En  aquellos días, Amalec vino y atacó a Israel en Refidín. Moises dijo a Josue:

    «Escoge unos cuantos hombres, haz una salida y ataca a Amalec. Mañana yo estaré en pie en la cima del monte, con el bastón de Dios en la mano».

Hizo Josué lo que le decía Moisés, y atacó a Amalec; entretanto, Moisés, Aarón y Jur subían a la cima del monte.

Mientras Moisés tenía en alto las manos, vencía Israel; mientras las tenía bajadas, vencía Amalec. Y, como le pesaban los brazos, sus compañeros tomaron una piedra y se la pusieron debajo, para que se sentase; mientras, Aarón y Jur le sostenían los brazos, uno a cada lado.

Así resistieron en alto sus brazos hasta la puesta del sol. Josué derrotó a Amalec y a su pueblo, a filo de espada.

 

Palabra de Dios.

 

Salmo responsorial

 

Sal 120, 1bc-2. 3-4. 5-6. 7-8 (R/.: cf. 2)

 

R/.   Nuestro auxilio es el nombre del Señor,

        que hizo el cielo y la tierra.

 

        V/.   Levanto mis ojos a los montes:

                ¿de dónde me vendrá el auxilio?

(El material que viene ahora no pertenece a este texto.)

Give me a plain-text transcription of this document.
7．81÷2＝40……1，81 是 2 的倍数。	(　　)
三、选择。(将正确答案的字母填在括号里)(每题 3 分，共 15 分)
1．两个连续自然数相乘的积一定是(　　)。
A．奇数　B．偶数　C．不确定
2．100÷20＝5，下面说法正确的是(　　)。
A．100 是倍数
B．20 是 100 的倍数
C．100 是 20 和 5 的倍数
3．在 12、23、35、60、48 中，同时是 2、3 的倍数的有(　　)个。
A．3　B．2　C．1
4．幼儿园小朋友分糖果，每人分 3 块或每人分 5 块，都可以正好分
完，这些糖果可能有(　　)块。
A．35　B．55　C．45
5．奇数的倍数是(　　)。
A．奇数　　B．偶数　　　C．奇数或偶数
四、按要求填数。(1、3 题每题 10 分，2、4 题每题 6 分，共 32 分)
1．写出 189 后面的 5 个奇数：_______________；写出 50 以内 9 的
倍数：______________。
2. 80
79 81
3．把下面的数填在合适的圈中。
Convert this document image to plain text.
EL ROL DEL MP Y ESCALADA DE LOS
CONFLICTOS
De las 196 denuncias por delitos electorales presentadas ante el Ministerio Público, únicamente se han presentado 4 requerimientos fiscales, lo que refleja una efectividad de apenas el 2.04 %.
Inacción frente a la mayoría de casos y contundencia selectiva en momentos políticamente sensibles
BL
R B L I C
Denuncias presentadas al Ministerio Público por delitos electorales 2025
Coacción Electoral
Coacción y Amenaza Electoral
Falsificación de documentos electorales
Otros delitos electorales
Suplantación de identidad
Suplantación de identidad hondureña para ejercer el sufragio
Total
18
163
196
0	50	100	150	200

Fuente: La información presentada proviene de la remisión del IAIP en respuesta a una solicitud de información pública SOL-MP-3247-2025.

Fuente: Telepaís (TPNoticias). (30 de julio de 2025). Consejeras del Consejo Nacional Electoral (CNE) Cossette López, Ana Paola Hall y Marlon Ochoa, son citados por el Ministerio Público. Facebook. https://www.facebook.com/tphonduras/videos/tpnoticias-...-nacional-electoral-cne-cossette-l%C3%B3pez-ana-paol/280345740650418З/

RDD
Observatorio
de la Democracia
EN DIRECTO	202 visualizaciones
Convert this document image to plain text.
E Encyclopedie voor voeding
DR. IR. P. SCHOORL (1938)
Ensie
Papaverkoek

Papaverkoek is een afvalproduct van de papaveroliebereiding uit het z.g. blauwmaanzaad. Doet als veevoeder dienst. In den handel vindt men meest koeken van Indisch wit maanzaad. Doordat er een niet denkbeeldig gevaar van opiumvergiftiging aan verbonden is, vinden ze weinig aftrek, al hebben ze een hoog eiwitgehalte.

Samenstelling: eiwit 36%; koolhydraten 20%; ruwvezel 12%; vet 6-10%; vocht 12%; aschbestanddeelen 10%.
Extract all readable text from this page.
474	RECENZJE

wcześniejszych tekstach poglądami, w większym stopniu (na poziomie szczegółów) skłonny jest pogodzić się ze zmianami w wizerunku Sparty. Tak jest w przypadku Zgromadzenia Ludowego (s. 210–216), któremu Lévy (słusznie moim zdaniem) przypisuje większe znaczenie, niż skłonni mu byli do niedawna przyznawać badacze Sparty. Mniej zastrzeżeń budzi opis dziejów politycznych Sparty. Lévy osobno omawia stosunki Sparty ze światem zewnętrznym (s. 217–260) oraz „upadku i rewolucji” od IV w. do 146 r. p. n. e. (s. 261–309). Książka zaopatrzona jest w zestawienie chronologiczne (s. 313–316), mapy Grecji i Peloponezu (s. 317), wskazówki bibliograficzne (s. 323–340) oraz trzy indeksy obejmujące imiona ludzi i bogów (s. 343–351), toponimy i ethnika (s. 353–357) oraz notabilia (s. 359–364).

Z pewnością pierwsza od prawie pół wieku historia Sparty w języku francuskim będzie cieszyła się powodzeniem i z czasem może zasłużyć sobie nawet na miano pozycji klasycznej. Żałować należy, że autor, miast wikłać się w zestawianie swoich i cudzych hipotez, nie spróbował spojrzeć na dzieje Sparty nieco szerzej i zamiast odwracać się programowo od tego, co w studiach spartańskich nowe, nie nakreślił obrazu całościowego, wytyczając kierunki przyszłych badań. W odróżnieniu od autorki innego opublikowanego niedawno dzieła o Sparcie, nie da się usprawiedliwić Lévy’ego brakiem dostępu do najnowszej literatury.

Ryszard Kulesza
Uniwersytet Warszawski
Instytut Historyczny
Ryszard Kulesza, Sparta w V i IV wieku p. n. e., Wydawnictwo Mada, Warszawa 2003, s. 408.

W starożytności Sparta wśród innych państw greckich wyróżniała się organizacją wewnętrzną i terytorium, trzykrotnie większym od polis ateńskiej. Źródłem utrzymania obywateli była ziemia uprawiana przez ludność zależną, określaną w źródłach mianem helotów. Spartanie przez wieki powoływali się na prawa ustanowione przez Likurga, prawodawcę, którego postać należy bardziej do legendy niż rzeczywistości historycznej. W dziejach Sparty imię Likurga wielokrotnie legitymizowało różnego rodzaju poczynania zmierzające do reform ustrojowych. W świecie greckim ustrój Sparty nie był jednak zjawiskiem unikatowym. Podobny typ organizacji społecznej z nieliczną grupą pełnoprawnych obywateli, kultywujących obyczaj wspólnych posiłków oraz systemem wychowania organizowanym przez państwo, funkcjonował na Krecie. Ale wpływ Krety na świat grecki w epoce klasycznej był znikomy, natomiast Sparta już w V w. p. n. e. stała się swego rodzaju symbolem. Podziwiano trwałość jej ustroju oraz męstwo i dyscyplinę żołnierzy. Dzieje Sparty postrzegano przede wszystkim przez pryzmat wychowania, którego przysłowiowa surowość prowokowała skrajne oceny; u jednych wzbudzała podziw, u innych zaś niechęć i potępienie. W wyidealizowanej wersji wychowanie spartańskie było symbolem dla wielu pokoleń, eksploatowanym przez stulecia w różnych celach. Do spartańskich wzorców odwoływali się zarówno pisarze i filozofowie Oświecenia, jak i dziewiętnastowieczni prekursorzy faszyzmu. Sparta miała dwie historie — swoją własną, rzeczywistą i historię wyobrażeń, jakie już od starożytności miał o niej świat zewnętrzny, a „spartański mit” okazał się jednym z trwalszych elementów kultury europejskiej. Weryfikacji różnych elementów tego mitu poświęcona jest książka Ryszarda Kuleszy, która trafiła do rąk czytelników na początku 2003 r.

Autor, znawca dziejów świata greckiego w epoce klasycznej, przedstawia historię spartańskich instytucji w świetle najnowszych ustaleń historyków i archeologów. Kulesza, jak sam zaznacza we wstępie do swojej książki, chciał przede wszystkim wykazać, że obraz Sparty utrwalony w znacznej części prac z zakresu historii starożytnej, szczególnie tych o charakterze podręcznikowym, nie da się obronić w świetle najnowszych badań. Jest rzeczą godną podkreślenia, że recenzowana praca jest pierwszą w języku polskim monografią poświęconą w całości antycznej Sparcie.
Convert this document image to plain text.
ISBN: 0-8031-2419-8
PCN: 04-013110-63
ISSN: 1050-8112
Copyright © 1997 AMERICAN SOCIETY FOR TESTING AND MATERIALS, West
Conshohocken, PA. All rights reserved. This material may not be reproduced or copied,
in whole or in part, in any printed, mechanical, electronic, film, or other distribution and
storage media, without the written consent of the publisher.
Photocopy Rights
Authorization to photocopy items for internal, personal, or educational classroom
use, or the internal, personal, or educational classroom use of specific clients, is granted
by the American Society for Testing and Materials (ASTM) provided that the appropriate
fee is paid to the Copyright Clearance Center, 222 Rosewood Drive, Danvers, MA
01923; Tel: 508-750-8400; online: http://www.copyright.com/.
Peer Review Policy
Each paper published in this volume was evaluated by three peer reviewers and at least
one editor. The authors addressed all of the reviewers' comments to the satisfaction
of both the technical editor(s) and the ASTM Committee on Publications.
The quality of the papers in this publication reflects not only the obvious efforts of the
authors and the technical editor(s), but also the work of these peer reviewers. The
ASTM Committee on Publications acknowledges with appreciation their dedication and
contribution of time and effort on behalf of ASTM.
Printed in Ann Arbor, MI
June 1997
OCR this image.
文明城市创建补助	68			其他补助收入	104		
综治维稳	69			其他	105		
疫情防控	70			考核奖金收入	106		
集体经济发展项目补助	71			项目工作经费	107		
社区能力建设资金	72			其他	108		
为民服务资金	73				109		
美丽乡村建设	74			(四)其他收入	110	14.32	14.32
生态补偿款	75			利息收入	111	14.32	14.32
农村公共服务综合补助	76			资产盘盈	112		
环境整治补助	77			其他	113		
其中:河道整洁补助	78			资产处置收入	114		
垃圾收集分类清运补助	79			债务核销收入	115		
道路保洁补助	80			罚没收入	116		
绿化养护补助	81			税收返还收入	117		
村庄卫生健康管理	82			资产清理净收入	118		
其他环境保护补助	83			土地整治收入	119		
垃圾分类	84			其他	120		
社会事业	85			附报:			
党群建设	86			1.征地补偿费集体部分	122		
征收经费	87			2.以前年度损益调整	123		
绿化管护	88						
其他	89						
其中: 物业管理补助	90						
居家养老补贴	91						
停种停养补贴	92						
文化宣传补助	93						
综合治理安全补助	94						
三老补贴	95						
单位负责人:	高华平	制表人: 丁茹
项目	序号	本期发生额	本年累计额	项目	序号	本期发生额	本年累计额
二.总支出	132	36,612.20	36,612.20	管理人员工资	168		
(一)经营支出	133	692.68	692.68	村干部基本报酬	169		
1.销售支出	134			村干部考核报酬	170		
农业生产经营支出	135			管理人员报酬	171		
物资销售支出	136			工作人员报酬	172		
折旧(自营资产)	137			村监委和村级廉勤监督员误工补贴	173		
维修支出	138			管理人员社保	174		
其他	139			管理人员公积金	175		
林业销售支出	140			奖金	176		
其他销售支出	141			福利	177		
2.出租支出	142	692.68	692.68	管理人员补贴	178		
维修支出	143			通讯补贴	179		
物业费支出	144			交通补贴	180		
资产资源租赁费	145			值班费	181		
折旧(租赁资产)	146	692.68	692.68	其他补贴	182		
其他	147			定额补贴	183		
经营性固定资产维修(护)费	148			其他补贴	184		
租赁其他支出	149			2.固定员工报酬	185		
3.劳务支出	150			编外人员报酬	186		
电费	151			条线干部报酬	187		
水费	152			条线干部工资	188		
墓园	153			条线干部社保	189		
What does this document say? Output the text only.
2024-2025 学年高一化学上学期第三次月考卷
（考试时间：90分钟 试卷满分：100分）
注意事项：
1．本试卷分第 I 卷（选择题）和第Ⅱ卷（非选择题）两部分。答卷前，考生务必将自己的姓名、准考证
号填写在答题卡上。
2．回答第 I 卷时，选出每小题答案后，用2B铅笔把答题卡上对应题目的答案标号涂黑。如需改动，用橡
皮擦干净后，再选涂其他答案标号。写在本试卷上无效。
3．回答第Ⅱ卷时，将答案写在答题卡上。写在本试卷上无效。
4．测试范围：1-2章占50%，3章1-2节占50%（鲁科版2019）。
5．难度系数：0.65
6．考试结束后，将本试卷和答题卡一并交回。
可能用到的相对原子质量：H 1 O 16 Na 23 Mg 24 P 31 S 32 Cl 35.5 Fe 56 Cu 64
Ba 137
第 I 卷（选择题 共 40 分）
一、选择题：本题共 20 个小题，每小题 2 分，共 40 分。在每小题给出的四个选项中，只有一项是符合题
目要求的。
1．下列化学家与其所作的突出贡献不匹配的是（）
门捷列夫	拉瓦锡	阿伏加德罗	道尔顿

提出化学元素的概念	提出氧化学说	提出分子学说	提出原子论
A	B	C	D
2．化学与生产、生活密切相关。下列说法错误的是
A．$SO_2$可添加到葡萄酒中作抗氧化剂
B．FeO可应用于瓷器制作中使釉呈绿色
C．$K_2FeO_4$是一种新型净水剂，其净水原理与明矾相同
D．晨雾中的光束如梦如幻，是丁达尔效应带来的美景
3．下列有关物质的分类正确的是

                El auxilio me viene del Señor,

                que hizo el cielo y la tierra.   R/.

 

        V/.   No permitirá que resbale tu pie,

                tu guardián no duerme;

                no duerme ni reposa

                el guardián de Israel.   R/.

 

        V/.   El Señor te guarda a su sombra,

                está a tu derecha;

                de día el sol no te hará daño,

                ni la luna de noche.   R/.

 

        V/.   El Señor te guarda de todo mal,

                él guarda tu alma;

                el Señor guarda tus entradas y salidas,

                ahora y por siempre.   R/.

 

 

SEGUNDA LECTURA

 

El hombre de Dios sea perfecto y esté preparado para toda obra buena

 

Lectura de la Segunda Carta del Apóstol San Pablo a Timoteo 3, 14 — 4, 2

 

Querido hermano:

 

Permanece en lo que aprendiste y creíste, consciente de quiénes lo aprendiste, y que desde niño conoces las Sagradas Escrituras: ellas pueden darte la sabiduría que conduce a la salvación por medio de la fe en Cristo Jesús.

 

Toda Escritura es inspirada por Dios y además útil para enseñar, para argüir, para corregir, para educar en la justicia, a fin de que el hombre de Dios sea perfecto y esté preparado para toda obra buena.

 

Te conjuro delante de Dios y de Cristo Jesús, que ha de juzgar a vivos y a muertos, por su manifestación y por su reino:

proclama la palabra, insiste a tiempo y a destiempo, arguye, reprocha, exhorta con toda magnanimidad y doctrina.

 

Palabra de Dios.

 

 

Aleluya

Hb 4, 12ad

 

La palabra de Dios es viva y eficaz;

        juzga los deseos e intenciones del corazón.

 

EVANGELIO

 

Dios hará justicia a sus elegidos que claman ante él

 

✠ Lectura del santo Evangelio según san Lucas 18, 1-8

 

En aquel tiempo, Jesús decía a sus discípulos una parábola para enseñarles que es necesario orar siempre, sin desfallecer.

 

«Había un juez en una ciudad que ni temía a Dios ni le importaban los hombres.

 

En aquella ciudad había una viuda que solía ir a decirle:

 

“Hazme justicia frente a mi adversario”.

 

Por algún tiempo se estuvo negando, pero después se dijo a sí mismo:

 

“Aunque ni temo a Dios ni me importan los hombres, como esta viuda me está molestando, le voy a hacer justicia, no sea que siga viniendo a cada momento a importunarme”».

 

Y el Señor añadió:

 

«Fijaos en lo que dice el juez injusto; pues Dios, ¿no hará justicia a sus elegidos que claman ante él día y noche?; ¿o les dará largas? Os digo que les hará justicia sin tardar. Pero, cuando venga el Hijo del hombre, ¿encontrará esta fe en la tierra?».

 

Palabra del Señor.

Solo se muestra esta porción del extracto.